Still, it remains to be seen if Salesforce delivers on time. The identity part of Customer 360 is due this November with a pilot of other features due around the same time. Enterprise customers typically appreciate roadmaps of when new products are due for their planning, but Pund-IT analyst Charles King said Salesforce probably has another agenda as well.
"It's super helpful for customers to have a roadmap, but I suspect the main motive here is to show they -- Salesforce -- are in the game, and customers shouldn't consider alternatives," King said. "On the upside, it may work, especially if the company follows through on its promises and CDP delivers the goods.
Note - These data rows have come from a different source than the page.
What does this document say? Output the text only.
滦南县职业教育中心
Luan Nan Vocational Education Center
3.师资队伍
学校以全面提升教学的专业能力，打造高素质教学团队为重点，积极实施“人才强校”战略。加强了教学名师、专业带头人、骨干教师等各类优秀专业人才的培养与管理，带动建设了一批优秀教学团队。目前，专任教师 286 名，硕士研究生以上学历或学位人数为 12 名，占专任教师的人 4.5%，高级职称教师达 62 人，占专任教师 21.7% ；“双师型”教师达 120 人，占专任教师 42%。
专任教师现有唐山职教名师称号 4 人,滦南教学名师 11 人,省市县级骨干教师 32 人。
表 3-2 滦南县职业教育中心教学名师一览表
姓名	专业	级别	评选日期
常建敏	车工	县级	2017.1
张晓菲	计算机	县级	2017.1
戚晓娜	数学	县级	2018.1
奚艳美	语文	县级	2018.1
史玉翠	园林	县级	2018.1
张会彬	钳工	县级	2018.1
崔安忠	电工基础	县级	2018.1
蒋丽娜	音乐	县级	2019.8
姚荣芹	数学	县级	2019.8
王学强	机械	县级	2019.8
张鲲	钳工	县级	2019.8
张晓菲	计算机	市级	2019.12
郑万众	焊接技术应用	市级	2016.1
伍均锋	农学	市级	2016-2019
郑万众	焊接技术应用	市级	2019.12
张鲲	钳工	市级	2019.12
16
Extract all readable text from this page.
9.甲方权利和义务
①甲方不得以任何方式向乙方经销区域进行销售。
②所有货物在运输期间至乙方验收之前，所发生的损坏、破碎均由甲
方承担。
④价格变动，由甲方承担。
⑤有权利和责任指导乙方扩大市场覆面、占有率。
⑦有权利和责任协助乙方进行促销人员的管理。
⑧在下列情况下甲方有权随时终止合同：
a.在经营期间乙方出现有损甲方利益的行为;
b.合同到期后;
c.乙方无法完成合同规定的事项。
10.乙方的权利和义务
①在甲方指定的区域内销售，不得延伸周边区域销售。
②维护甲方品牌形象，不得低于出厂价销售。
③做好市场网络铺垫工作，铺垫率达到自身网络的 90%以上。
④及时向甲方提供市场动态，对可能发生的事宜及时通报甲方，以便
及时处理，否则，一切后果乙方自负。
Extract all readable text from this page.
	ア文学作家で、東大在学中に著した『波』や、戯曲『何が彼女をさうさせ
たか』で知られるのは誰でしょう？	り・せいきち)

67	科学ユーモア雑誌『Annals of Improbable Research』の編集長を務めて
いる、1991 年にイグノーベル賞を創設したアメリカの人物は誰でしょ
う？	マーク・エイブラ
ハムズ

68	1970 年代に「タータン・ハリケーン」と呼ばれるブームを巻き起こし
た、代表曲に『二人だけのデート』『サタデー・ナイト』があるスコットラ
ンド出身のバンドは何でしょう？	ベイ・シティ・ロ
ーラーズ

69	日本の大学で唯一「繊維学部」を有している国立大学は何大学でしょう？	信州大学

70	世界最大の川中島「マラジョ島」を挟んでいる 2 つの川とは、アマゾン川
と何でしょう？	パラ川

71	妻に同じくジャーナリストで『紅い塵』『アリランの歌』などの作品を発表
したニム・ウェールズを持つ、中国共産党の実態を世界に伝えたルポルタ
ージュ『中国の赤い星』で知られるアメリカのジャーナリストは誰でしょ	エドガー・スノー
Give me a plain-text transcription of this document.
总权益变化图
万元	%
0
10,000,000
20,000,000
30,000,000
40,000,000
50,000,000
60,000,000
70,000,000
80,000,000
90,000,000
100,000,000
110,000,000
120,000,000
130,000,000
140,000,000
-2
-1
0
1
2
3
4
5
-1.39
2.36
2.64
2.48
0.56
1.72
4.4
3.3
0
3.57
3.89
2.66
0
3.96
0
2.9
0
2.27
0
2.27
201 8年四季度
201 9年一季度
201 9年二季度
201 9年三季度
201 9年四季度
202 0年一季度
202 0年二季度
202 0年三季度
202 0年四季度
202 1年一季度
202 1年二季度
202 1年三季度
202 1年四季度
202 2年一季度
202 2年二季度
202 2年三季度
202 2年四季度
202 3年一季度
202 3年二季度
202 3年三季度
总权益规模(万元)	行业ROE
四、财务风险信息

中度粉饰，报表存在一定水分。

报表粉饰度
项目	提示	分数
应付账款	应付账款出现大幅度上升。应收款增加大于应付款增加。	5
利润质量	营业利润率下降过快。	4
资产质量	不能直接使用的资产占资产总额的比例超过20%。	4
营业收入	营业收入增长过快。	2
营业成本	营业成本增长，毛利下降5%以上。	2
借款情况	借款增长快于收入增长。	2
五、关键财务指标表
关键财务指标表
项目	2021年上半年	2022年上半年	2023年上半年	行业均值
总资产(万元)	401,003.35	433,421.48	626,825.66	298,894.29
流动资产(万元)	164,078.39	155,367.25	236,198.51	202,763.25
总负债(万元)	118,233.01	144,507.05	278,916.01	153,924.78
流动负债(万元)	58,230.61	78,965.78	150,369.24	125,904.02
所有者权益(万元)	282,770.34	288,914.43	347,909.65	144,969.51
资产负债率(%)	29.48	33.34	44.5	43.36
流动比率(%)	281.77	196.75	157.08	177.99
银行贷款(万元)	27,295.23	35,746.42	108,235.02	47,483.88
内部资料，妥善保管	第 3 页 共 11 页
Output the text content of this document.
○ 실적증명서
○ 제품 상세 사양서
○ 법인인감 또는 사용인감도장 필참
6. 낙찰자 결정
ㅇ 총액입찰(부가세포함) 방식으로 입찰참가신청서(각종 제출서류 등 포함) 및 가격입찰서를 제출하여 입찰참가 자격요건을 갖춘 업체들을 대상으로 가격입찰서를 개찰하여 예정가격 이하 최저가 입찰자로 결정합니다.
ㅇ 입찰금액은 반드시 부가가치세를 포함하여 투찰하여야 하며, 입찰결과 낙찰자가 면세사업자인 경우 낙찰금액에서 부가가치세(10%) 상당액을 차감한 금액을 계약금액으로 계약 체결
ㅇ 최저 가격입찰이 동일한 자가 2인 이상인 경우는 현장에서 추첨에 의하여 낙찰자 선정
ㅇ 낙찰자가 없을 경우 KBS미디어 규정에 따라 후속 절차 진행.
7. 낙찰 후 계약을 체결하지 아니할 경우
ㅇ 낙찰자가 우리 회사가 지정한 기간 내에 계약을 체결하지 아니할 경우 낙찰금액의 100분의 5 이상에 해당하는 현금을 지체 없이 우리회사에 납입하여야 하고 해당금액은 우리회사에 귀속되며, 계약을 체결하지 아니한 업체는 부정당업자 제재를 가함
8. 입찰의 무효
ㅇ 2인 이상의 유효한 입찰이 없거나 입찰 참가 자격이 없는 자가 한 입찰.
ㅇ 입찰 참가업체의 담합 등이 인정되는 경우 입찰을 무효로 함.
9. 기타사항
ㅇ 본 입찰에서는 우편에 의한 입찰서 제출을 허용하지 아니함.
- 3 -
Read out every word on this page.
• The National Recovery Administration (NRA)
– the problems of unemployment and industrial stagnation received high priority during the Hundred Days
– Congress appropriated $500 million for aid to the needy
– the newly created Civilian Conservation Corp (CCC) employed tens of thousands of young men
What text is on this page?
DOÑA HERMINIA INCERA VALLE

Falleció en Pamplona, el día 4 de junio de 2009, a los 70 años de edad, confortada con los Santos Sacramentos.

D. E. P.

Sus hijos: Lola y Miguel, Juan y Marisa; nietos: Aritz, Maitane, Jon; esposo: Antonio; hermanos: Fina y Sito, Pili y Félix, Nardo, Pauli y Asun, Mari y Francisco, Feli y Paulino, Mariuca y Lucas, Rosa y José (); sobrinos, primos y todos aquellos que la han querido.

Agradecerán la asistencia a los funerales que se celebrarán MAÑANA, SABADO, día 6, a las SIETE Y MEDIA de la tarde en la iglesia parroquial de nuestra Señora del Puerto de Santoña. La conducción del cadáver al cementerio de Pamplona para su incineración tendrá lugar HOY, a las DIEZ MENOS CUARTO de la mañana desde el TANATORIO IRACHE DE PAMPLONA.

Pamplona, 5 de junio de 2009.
On the other hand, the new solution will be highly complex with a lot of moving parts, so it's wise to expect the unexpected."
Customer 360 up close
Salesforce said Customer 360 will offer a range of key features, including data unification and consent management. The idea is to help brands unify all of their customer data to create more complete customer profiles. Salesforce also offers a consent management framework that lets companies get customer consent on receiving targeted email marketing and digital advertising.
Also included are audience segmentation features that let companies identify specific groups of people to engage with using real-time demographics. A sporting goods company, for example, will be able to identify women interested in running shoes and also reach those customers and prospects across many channels, including ads, email, social, mobile and web.
Salesforce Einstein Insights will also help companies analyze and understand how and when to engage with customers to drive customer loyalty and improve business performance. Customer profiles get continuously updated based on their behaviors so marketers can offer the best mix of product and channel recommendations to optimize engagement.
Jeff Kaplan, managing director of THINKstrategies, agreed the aims of Customer 360 are laudable, but the challenge is going to be delivery.
"Salesforce has been promising a unified platform to tie together its various cloud offerings for years," Kaplan said. "However, the company has not been able to achieve this objective because the various acquisitions it has made have brought together numerous solutions built on differing architectures."
He agreed the MuleSoft acquisition is going to be a big help with the integration challenge but suspected Tableau may hold things up.
"Ironically, the Tableau acquisition will make it even more difficult to accomplish this objective because it offers a mix of on-premises and on-demand solutions that all don't easily fit together," Kaplan said.